# Beretta 84F barrel needed



## charles taxman (May 21, 2021)

I own a Beretta 84F, which had a major malfunction during an HR 218 qualification session.
it appears that the barrel bulged. I am unsure how this occurred. It may have been a hot or defective round. 
Does anyone know where I can obtain a barrel and have the weapon repaired.
I am located in NYC and possess a NYC CCW permit.
Thank you,
Charle A,
917-361-4464.
[email protected]


----------



## desertman (Aug 29, 2013)

charles taxman said:


> I own a Beretta 84F, which had a major malfunction during an HR 218 qualification session.
> it appears that the barrel bulged. I am unsure how this occurred. It may have been a hot or defective round.
> Does anyone know where I can obtain a barrel and have the weapon repaired.
> I am located in NYC and possess a NYC CCW permit.
> ...


I'm assuming that you already did an internet search and came up empty? I guess your best bet is to contact Beretta's customer service. Midwest Gun Works carries Beretta parts, as does Numrich Arms if they don't have it in stock you should still contact them as they may be able to get one for you. Your other option is at a gun show but there's no guarantee that you'll find one there.

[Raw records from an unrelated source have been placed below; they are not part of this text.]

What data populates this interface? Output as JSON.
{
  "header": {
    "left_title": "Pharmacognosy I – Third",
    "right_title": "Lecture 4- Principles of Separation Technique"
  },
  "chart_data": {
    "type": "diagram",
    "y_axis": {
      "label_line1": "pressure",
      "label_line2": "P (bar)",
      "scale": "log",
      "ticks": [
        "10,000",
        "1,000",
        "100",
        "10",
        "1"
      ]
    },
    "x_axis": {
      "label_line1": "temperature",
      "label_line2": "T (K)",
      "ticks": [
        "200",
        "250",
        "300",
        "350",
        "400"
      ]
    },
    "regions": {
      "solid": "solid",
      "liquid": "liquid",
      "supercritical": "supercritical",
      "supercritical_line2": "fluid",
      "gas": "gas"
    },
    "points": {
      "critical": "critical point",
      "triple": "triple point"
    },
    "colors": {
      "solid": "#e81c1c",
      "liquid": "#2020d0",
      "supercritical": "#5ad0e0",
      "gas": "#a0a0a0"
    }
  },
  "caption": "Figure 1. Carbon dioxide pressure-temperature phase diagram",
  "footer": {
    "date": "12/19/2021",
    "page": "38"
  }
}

If you find one it should be a drop in part and you won't have to send the gun out for repair.


----------



## charles taxman (May 21, 2021)

desertman said:


> I'm assuming that you already did an internet search and came up empty? I guess your best bet is to contact Beretta's customer service. Midwest Gun Works carries Beretta parts, as does Numrich Arms if they don't have it in stock you should still contact them as they may be able to get one for you. Your other option is at a gun show but there's no guarantee that you'll find one there.
> 
> If you find one it should be a drop in part and you won't have to send the gun out for repair.


Thank you. I did all of the above with no results. I just went to several FFL dealers also with no results. Still searching. Thanks again for your input. Charles


----------



## CatchySaver (Nov 21, 2017)

Try looking at GunBroker.com, there are some people selling their own Beretta 84f there or maybe just the barrel.


----------



## desertman (Aug 29, 2013)

I'm really surprised that those barrels are hard to come by? According to this article those guns were made from 1976 to 2017 that's 41 years. Beretta Cheetah - Wikipedia


----------



## charles taxman (May 21, 2021)

Thank you. I tried all of above except Gunbroker.com. Will try that next.
Thank to all for your replies.
Charlie


----------



## Shipwreck (Jan 26, 2006)

charles taxman said:


> Thank you. I tried all of above except Gunbroker.com. Will try that next.
> Thank to all for your replies.
> Charlie


Be careful. Gunbroker is full of scam sellers. I just read a thread about it at 1911 Addicts.
Only buy from real FFLs with a real storefront that you can google and verify.


----------